This raises a crucial question directly related to the goal of reproducing the particle properties in Tables 1.1 and 1.2: If the "natural" energy scale of string theory is some ten billion billion times that of a proton, how can it possibly account for the far-lighter particles—electrons, quarks, photons, and so on—making up the world around us?

The answer, once again, comes from quantum mechanics. The uncertainty principle ensures that nothing is ever perfectly at rest. All objects undergo quantum jitter, for if they didn't we would know where they were and how fast they were moving with complete precision, in violation of Heisenberg's dictum. This holds true for the loops in string theory as well; no matter how placid a string appears it will always experience some amount of quantum vibration. The remarkable thing, as originally worked out in the 1970s, is that there can be energy cancellations between these quantum jitters and the more intuitive kind of string vibrations discussed above and illustrated in Figures 6.2 and 6.3. In effect, through the weirdness of quantum mechanics, the energy associated with the quantum jitters of a string is negative, and this reduces the overall energy content of a vibrating string by an amount that is roughly equal to Planck energy. This means that the lowest-energy vibrational string patterns, whose energies we would naively expect to be about equal to the Planck energy (i.e., 1 times the Planck energy), are largely canceled, thereby yielding relatively low net-energy vibrations—energies whose corresponding mass-equivalents are in the neighborhood of the matter and force particle masses shown in Tables 1.1 and 1.2. It is these lowest energy vibrational patterns, therefore, that should provide contact between the theoretical description of strings and the experimentally accessible world of particle physics. As an important example, Scherk and Schwarz found that for the vibrational pattern whose properties make it a candidate for the graviton messenger particle, the energy cancellations are perfect, resulting in a zero-mass gravitational-force particle. This is precisely what is expected for the graviton; the gravitational force is transmitted at light speed and only massless particles travel at this maximal velocity. But low-energy vibrational combinations are very much the exception rather than the rule. The more typical vibrating fundamental string corresponds to a particle whose mass is billions upon billions times greater than that of the proton.
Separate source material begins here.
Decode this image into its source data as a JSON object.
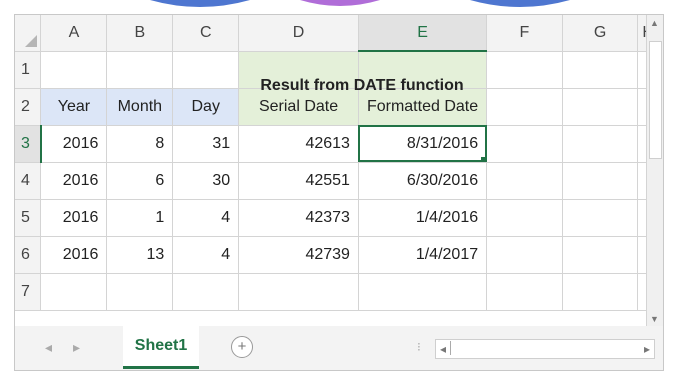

This tells us that the comparatively light fundamental particles of Tables 1.1 and 1.2 should arise, in a sense, from the fine mist above the roaring ocean of energetic strings. Even a particle as heavy as the top quark, with a mass about 189 times that of the proton, can arise from a vibrating string only if the string's enormous characteristic Planck-scale energy is canceled by the jitters of quantum uncertainty to better than one part in a hundred million billion. It's as if you were playing The Price Is Right and Bob Barker gives you ten billion billion dollars and challenges you to purchase products that will cost—cancel, so to speak—all but 189 of the dollars, not a dollar more or less. Coming up with such an enormous yet precise expenditure, without being privy to the exact prices of the individual items, would severely tax the acumen of even the world's most expert shoppers. In string theory, where the currency is energy as opposed to money, approximate calculations have conclusively shown that analogous energy cancellations certainly can occur, but for reasons that will become increasingly clear in subsequent chapters, verifying the cancellations to such a high level of precision is generally beyond our theoretical ken at present. Even so, as indicated before, we shall see that many other properties of string theory that are less sensitive to these finest of details can be extracted and understood with confidence.

This takes us to the third consequence of the enormous value of the string tension. Strings can execute an infinite number of different vibrational patterns. For instance, in Figure 6.2 we showed the beginnings of a never-ending sequence of possibilities characterized by an ever greater number of peaks and troughs. Doesn't this mean that there would have to be a corresponding never-ending sequence of elementary particles, seemingly in conflict with the experimental situation summarized in Tables 1.1 and 1.2?

The answer is yes: If string theory is right, each of the infinitely many resonant patterns of string vibration should correspond to an elementary particle. An essential point, however, is that the high string tension ensures that all but a few of these vibrational patterns will correspond to extremely heavy particles (the few being the lowest-energy vibrations that have near-perfect cancellations with quantum string jitters). And again, the term "heavy" here means many times heavier than the Planck mass. As our most powerful particle accelerators can reach energies only on the order of a thousand times the proton mass, less than a millionth of a billionth of the Planck energy, we are very far from being able to search in the laboratory for any of these new particles predicted by string theory.

There are more indirect approaches by which we could search for them, though. For instance, the energies involved at the birth of the universe would have been high enough to produce these particles copiously. In general one would not expect them to survive to the present day, as such super-heavy particles are usually unstable, relinquishing their enormous mass by decaying into a cascade of ever lighter particles, ending with the familiar, relatively light particles in the world around us. However, it is possible that such a super-heavy vibrational string state—a relic from the big bang—did survive to the present. Finding such particles, as we discuss more fully in Chapter 9, would be a monumental discovery, to say the least.